= Maher Hajjar =

Maher Abd Al-Hafiz Hajjar (born 1968) is a Syrian politician, MP for Aleppo for the opposition People's Will Party and a candidate for the 2014 Syrian presidential election.

Hajjar was born in Aleppo in 1968 into a prominent Sunni Muslim family of religious teachers. He graduated from Aleppo University with a diploma in Linguistic Studies. He joined the Syrian Communist Party in 1984 and when the party split in 2000 he joined Qadri Jamil's newly formed People's Will Party. He formed the party's branch in the city of Aleppo and became secretary of the party's council. He stood as an independent in the 2007 parliamentary election but failed to get elected. He stood again in the 2012 parliamentary election. This election took place during the Syrian Civil War after the Constitution of Syria had been amended to remove reference to the leadership of the Ba'ath Party. He was elected to the People's Council of Syria as one of only 5 of 250 MPs who were not part of the ruling National Progressive Front.

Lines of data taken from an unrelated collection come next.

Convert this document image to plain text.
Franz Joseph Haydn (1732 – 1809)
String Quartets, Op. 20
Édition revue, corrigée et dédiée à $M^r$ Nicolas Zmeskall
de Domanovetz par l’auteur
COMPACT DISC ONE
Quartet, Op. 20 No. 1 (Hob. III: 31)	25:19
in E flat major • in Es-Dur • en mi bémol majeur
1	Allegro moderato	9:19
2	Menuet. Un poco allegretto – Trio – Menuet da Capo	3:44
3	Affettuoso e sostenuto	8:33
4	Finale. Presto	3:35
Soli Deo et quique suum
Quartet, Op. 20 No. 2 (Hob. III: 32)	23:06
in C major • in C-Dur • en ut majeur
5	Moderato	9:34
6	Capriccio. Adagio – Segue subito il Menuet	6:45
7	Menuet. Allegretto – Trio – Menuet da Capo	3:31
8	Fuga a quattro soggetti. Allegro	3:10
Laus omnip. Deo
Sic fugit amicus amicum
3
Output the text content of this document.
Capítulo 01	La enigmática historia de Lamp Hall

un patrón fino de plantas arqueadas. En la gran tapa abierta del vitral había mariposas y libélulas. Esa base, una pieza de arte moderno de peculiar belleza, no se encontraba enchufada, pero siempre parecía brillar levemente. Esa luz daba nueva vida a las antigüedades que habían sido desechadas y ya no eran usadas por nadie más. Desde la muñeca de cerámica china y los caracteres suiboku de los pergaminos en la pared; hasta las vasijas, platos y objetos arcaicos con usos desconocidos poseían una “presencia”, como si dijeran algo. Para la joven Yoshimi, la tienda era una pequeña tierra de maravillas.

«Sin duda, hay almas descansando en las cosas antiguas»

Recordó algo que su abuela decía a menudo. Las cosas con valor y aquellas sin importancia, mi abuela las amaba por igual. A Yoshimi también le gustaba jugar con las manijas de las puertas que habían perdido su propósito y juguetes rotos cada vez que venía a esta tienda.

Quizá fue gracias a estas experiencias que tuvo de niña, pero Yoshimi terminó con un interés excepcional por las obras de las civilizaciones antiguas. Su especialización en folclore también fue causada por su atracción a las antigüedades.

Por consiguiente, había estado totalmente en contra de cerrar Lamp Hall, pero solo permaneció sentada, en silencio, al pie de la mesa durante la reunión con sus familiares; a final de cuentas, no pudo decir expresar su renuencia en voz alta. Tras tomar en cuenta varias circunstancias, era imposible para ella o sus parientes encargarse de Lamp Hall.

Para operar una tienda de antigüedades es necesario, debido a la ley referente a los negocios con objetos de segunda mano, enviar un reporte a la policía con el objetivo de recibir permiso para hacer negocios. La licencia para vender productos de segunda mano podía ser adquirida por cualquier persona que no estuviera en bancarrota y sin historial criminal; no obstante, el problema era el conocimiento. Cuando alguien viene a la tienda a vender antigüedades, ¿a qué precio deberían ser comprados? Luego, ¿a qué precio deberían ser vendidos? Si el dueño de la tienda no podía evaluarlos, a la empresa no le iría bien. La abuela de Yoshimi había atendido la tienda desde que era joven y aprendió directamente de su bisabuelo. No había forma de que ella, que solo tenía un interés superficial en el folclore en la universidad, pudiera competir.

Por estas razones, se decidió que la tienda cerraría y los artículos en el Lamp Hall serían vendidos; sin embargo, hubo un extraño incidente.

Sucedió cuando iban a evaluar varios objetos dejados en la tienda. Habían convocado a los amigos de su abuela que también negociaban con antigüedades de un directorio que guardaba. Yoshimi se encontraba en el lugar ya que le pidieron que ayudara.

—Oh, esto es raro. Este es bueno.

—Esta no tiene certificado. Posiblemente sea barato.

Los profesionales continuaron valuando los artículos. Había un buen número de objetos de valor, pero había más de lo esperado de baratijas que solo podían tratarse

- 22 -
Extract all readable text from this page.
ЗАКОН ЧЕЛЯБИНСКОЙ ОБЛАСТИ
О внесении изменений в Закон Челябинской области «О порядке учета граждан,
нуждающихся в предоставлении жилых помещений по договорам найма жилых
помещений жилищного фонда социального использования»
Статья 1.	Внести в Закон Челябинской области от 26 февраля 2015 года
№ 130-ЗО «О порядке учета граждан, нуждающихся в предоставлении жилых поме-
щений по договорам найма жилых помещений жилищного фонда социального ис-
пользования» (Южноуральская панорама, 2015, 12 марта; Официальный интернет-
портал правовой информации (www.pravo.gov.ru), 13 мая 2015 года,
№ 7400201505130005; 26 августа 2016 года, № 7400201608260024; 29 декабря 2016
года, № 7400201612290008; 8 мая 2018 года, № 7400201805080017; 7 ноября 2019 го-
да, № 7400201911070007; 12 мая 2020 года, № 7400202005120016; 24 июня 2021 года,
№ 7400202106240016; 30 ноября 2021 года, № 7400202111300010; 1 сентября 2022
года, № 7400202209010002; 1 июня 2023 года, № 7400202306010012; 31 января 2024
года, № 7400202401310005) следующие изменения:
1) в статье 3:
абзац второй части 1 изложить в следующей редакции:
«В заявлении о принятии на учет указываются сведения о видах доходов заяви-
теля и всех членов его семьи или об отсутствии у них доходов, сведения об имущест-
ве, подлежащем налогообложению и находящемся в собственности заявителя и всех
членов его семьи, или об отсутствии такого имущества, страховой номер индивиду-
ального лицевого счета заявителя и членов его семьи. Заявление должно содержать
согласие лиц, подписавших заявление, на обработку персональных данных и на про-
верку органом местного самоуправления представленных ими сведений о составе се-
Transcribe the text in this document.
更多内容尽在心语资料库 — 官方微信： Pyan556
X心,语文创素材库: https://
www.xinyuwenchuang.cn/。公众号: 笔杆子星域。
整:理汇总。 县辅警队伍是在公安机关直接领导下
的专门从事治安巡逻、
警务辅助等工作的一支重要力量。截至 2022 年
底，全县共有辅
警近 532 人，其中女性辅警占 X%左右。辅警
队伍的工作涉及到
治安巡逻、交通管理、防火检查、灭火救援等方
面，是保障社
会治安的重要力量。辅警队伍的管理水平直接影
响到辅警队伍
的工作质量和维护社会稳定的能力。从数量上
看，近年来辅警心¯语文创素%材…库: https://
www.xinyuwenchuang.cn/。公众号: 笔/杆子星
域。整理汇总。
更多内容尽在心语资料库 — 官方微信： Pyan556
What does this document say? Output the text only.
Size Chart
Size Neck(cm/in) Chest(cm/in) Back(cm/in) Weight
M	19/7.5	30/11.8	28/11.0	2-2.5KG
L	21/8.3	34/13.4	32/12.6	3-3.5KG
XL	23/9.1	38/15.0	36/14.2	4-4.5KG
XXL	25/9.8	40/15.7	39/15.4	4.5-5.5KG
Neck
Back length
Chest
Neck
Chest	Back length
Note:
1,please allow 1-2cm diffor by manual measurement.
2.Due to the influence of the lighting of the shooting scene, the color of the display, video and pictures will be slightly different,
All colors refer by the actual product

He was nominated as one of only three candidates for the 2014 Syrian presidential election running against President Bashar al-Assad. The armed opposition described it as just an attempt "to give legitimacy" to the election and that Hajjar had been persuaded to stand by the Syrian security services. Given that the Constitution of Syria requires at least 35 MPs to nominate a presidential candidate, nearly all of his nominations must have come from either independents or MPs from the ruling National Progressive Front. After his nomination, the People's Will Party distanced themselves party from Hajjar, claiming that Hajjar was no longer a member of either the party or the Popular Front for Liberation and Change and that "Hajjar represented only himself".